# Online Encyclopedia

# Distinct

Two or more things are **distinct** if no two of them are the same thing. In mathematics, two things are called **distinct** if they are not equal.

## Example

A quadratic equation over the complex numbers always has two roots.

The equation

*y*=*x*^{2}− 3*x*+ 2

factorises as

*y*= (*x*− 1)(*x*− 2)

and thus has as roots *x* = 1 and *x* = 2. Since 1 and 2 are not equal, these roots are distinct.

In contrast, the equation:

*y*=*x*^{2}− 2*x*+ 1

factorises as

*y*= (*x*− 1)(*x*− 1)

and thus has as roots *x* = 1 and *x* = 1. Since 1 and 1 are (of course) equal, the roots are not distinct; they *coincide*.

In other words, the first equation has distinct roots, while the second does not. (In the general theory, the discriminant is introduced to explain this.)

## Proving distinctness

In order to prove that two things *x* and *y* are distinct, it often helps to find some property that one has but not the other. For a simple example, if for some reason we had any doubt that the roots 1 and 2 in the above example were distinct, then we might prove this by noting that 1 is an odd number while 2 is even. This would prove that 1 and 2 are distinct.

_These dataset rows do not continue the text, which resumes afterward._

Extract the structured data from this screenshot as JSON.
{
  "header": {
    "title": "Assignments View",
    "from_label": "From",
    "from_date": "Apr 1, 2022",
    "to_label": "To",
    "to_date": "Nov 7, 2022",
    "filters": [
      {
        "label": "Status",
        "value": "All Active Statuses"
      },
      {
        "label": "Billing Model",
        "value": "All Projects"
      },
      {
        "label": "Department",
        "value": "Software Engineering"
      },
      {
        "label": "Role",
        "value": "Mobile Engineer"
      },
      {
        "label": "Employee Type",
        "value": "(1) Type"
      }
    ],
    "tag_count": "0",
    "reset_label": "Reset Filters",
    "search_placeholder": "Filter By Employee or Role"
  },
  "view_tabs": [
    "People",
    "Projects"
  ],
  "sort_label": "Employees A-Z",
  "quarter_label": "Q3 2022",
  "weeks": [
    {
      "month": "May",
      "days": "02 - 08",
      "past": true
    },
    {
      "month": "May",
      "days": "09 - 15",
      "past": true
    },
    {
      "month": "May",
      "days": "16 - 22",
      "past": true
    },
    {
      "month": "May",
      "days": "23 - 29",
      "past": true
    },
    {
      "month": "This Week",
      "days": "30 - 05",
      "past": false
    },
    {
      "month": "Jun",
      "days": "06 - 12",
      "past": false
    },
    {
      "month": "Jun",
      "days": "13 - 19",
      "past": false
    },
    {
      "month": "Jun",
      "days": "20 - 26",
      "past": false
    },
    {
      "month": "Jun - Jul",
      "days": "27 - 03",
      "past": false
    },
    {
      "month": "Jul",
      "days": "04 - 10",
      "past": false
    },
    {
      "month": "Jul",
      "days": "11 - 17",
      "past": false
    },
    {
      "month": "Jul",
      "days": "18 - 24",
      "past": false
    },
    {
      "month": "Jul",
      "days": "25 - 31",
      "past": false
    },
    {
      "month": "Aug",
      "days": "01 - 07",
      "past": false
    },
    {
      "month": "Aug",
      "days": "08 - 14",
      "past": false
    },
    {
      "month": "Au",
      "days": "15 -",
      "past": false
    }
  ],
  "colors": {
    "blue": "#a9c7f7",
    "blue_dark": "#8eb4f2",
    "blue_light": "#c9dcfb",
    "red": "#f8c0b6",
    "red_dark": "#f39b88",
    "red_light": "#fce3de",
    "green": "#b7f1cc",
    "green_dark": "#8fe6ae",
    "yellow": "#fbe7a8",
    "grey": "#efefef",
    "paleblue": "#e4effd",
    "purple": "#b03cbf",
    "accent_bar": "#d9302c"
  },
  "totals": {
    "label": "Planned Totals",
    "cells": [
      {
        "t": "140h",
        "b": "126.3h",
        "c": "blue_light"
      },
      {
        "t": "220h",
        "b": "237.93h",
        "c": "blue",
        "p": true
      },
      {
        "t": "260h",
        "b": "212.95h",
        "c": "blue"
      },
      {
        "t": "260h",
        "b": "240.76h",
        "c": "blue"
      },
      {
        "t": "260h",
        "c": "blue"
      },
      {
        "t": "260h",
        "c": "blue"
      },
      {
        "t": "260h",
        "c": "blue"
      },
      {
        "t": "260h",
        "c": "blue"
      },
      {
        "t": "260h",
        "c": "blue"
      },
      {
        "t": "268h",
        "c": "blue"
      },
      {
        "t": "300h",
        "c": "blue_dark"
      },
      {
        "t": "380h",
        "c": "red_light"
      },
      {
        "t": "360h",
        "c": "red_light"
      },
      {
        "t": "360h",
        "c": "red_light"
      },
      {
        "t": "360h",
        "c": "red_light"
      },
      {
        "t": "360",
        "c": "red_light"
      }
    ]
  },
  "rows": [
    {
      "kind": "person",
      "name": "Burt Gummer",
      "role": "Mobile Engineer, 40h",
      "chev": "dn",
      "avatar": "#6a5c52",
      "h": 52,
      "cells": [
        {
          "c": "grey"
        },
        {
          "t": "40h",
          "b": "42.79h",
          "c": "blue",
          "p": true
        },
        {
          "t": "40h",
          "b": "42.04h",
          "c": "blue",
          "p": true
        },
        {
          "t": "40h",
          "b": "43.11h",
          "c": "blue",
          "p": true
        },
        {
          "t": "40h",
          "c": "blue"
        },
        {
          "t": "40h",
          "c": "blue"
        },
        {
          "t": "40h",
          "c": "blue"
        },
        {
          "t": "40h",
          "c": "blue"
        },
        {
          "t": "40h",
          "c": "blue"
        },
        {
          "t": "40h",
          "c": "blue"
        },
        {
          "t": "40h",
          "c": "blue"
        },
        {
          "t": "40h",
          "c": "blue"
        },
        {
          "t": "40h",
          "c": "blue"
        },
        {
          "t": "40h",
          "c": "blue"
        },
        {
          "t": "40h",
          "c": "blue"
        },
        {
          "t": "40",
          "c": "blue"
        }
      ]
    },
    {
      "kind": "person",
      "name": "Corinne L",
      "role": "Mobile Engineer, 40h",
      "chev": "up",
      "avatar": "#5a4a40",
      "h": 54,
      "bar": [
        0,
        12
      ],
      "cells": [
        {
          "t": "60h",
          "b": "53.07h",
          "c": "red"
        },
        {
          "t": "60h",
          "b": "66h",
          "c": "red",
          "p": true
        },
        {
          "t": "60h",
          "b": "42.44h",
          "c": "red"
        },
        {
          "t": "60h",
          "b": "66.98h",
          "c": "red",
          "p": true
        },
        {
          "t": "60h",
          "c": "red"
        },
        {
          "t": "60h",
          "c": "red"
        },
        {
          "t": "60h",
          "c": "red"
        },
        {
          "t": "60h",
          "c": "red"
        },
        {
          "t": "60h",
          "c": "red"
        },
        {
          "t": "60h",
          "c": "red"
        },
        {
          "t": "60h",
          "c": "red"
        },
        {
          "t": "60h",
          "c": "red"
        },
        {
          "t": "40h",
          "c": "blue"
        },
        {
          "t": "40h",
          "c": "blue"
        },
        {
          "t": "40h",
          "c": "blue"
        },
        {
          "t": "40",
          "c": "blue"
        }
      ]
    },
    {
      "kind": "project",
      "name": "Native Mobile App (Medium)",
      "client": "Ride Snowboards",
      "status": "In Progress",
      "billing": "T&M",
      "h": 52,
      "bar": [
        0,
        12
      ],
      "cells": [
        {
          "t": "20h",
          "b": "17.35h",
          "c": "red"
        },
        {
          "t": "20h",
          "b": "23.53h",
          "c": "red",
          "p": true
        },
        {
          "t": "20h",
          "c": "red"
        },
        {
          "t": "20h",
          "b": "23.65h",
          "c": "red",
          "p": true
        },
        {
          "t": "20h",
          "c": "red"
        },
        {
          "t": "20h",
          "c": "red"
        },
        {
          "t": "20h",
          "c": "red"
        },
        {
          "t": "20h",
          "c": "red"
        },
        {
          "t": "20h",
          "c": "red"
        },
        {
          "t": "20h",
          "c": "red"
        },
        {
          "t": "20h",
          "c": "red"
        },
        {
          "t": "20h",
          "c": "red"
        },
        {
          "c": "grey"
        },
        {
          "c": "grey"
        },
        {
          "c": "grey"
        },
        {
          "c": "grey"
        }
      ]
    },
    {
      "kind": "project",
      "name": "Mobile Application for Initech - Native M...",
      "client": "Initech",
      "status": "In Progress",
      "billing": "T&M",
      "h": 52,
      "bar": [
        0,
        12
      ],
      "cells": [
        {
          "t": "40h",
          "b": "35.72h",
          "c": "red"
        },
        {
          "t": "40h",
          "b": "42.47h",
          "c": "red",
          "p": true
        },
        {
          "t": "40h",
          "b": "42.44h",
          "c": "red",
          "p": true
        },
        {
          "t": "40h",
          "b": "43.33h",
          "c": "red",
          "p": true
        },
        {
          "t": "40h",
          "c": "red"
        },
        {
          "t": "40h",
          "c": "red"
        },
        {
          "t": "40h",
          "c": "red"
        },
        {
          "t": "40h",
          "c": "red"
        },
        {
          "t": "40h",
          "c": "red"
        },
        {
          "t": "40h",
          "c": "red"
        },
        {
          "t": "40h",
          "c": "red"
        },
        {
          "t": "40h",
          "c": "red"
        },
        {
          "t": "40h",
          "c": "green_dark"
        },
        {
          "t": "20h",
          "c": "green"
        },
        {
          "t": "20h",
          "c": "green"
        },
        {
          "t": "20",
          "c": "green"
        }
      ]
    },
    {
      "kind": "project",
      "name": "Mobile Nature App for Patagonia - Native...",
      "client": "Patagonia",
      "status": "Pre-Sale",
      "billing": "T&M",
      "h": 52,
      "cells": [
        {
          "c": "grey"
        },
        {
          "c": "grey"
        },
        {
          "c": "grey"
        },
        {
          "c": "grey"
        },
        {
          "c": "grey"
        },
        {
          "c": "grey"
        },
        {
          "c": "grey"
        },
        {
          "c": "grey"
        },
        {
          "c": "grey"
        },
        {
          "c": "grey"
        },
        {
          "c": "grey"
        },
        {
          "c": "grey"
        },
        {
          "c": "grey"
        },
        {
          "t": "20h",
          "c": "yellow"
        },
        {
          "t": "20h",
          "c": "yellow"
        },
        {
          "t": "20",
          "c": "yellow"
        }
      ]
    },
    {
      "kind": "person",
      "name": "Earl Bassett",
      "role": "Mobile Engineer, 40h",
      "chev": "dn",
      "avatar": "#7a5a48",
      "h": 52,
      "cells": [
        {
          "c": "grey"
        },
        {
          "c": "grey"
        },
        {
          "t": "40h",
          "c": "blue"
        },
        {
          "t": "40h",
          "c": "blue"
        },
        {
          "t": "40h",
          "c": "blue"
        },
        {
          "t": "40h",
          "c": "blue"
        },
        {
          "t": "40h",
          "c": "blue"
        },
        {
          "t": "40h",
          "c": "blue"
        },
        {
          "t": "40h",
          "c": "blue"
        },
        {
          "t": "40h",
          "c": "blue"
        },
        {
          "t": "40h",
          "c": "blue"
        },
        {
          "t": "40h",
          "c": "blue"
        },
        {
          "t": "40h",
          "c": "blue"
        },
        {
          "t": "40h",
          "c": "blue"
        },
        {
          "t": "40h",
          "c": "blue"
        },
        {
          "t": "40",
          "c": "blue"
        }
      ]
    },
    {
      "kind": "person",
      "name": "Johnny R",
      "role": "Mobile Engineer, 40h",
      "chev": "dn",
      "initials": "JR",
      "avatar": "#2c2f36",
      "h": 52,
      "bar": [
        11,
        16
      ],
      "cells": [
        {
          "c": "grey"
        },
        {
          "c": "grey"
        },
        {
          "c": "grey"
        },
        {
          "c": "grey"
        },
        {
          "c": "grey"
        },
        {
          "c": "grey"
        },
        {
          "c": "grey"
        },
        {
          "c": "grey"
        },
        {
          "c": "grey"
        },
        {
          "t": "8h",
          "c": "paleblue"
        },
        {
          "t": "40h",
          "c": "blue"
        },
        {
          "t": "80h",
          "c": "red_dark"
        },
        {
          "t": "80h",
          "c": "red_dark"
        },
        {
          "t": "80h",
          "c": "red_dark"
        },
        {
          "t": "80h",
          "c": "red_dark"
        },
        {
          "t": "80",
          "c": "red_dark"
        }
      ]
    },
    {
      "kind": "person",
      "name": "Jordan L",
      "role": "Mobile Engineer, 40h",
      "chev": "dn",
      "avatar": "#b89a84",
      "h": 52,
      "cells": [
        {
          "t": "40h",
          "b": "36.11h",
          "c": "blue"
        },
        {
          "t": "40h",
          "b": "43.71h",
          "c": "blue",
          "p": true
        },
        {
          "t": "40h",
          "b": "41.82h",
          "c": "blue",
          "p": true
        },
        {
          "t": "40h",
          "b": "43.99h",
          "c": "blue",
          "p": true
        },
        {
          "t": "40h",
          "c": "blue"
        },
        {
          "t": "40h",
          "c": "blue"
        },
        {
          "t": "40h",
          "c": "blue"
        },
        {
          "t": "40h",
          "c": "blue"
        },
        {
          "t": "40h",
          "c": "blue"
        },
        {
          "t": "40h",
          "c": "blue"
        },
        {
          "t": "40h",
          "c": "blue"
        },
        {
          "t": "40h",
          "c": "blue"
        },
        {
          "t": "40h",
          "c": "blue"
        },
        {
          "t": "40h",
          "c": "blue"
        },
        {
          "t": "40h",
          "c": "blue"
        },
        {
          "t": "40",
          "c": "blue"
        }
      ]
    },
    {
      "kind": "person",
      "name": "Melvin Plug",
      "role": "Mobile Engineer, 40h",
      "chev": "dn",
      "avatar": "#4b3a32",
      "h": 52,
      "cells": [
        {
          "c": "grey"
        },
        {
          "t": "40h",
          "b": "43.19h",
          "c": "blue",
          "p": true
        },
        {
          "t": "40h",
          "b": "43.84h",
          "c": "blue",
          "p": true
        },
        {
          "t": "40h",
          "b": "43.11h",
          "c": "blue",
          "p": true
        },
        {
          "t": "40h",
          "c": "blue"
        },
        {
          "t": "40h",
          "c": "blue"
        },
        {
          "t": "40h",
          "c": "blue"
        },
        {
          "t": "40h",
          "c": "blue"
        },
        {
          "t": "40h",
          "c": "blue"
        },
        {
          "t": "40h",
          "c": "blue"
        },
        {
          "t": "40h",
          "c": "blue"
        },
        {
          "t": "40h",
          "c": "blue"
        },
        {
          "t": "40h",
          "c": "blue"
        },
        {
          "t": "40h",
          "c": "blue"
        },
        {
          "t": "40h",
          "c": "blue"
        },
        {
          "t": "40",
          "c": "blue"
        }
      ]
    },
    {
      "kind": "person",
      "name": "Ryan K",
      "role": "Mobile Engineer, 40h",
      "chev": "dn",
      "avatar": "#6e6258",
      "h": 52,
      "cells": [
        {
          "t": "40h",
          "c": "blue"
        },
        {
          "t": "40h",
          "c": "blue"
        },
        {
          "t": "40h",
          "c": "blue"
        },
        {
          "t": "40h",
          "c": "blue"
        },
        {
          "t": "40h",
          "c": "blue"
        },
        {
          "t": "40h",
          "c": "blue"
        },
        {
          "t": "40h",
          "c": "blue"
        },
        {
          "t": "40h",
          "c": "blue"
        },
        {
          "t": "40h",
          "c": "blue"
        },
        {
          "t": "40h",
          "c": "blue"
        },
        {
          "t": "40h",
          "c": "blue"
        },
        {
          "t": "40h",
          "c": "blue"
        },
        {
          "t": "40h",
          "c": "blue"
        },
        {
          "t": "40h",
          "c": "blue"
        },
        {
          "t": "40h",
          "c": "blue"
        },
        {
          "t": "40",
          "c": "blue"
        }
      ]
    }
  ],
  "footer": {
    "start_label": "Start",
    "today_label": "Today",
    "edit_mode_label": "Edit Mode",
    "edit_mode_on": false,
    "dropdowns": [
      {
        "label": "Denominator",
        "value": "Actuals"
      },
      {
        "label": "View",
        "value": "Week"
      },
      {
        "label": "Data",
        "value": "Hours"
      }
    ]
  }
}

Along the same lines, one can prove that *x* and *y* are distinct by finding some function *f* and proving that *f*(*x*) and *f*(*y*) are distinct. This may seem like a simple idea, and it is, but many deep results in mathematics concern when you can prove distinctness by particular methods. For example, the Hahn Banach Theorem says (among other things) that distinct elements of a Banach space can be proved to be distinct using only linear functionals.